After the "War of Kings" mini-event, Dan Abnett and Andy Lanning have found a way to take Nova in his own, individual, direction. This series could have easily become "The Further Adventures of Nova and the Fallout of the War of Kings" or "The Nova Corps, Featuring Ricky Rider."

And while such a transformation might have worked, might even have made sense given the way this series has unfolded over the past couple of years, "Nova" began as a solo comic, and a solo comic is what it will seemingly remain.

Well, except for the inclusion of Darkhawk and the partial New Warriors reunion, but I'll get to that in a minute.

But Abnett and Lanning have removed Richard Ryder, the Nova of the title, from the cosmic events raging across Marvel's outer galaxies. He's fallen back though a temporal rift with his sometimes pal Darkhawk in tow, and he not only comes face to face with his old 1970's nemesis, the Sphinx, but he gets caught up in a Reed Richards archeological dig.

Though no exact time is given for this adventure into the past -- how could it be, unless Rider, a teen in the mid 1970s, were pushing 50 right now? -- Reed Richards mentions that he had just met Nova for the first time right before this adventure. And this Nova, full of power and confidence and pointy shoulder pads, acts nothing like the whiny young kid he recently encountered.

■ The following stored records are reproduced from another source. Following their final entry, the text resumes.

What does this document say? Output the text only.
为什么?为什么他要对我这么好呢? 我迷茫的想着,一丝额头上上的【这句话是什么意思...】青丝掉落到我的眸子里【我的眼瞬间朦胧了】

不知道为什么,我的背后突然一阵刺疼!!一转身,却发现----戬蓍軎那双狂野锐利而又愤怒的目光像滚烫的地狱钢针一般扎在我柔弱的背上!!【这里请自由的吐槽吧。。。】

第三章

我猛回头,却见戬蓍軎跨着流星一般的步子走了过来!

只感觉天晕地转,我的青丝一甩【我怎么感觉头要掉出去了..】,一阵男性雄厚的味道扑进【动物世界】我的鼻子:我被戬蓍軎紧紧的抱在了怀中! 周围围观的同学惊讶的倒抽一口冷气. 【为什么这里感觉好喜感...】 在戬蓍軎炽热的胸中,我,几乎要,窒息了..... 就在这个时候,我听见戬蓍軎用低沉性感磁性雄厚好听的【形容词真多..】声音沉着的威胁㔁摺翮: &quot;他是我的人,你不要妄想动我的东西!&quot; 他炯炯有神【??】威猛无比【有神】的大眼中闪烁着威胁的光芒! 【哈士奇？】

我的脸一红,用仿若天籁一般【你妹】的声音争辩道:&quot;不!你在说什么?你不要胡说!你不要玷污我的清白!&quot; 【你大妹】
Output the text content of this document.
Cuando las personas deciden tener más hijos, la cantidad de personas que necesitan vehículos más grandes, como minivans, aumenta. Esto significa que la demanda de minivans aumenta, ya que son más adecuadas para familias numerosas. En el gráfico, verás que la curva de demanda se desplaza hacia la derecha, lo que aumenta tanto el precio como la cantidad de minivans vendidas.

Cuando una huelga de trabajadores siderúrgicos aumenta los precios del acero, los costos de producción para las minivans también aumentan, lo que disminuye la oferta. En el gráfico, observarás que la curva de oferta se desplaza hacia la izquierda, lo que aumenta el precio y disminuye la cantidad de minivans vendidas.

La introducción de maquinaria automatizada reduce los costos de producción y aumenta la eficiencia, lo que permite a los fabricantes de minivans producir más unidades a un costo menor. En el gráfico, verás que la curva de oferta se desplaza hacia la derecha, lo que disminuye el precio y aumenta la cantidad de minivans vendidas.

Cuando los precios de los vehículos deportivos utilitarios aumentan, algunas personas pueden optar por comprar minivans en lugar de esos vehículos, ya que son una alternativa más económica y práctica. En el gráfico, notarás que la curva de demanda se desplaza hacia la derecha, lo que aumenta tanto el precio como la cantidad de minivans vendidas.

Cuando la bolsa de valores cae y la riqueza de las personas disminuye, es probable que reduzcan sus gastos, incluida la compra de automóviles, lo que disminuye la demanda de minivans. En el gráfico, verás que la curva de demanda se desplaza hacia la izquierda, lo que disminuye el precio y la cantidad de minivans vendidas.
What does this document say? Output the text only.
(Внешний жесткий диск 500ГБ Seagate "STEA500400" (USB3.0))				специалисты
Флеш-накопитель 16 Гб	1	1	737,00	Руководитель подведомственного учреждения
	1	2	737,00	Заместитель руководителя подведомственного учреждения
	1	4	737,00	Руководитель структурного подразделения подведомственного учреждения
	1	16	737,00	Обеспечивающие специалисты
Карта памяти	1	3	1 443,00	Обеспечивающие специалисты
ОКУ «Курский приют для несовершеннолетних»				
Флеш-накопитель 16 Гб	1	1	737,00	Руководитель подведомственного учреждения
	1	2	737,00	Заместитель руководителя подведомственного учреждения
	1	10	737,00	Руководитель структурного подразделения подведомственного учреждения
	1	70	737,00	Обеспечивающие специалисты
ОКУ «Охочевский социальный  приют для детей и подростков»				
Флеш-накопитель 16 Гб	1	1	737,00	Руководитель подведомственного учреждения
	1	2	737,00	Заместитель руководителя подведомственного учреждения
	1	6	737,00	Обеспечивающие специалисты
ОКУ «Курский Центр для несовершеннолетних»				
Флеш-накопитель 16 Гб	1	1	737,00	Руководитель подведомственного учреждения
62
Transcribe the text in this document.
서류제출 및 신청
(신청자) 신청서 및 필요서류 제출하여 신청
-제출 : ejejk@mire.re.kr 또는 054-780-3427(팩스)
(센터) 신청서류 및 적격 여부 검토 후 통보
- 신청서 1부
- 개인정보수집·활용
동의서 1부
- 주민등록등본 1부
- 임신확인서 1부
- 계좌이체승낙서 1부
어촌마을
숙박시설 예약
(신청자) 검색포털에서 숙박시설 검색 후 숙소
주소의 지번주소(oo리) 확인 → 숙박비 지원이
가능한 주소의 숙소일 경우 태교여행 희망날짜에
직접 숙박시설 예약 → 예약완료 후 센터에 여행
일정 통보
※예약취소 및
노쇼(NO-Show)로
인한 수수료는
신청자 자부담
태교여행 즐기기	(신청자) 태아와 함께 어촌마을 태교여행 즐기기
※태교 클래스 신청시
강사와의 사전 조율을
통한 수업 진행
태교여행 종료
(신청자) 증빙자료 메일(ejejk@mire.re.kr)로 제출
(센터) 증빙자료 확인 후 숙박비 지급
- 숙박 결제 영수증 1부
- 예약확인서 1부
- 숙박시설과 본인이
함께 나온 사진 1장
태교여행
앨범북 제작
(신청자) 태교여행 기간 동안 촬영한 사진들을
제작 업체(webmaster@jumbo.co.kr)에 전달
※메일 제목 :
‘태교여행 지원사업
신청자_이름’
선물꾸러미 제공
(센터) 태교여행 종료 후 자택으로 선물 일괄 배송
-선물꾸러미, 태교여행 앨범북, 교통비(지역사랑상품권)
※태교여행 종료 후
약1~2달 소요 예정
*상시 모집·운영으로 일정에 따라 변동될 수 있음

So it's your run-of-the-mill time travel plot, with the protagonist sent back into the past, meeting up with old friends and enemies but with a new perspective. It's fine. It's solid. It's nothing special.

Artist Andrea DiVito and colorists Bruno Hang and Jay David Ramos resist the urge to color the sequences set in the Marvel past using Ben-Day dots.

But maybe that cliche technique would have at least made the story visually interesting. It's not bad by any means, but it's a completely average looking Marvel comic, circa 2009. And with a story that plays it safe, it feels like what it is: disposable entertainment that's worth exactly as much as your investment in these characters. If you care about Nova and Darkhawk, this is something you'd probably like. And if you look forward to the return of the classic New Warriors, then the final page might make you very happy.

For the rest of us, though, it's just a well-produced, if ephemeral, diversion.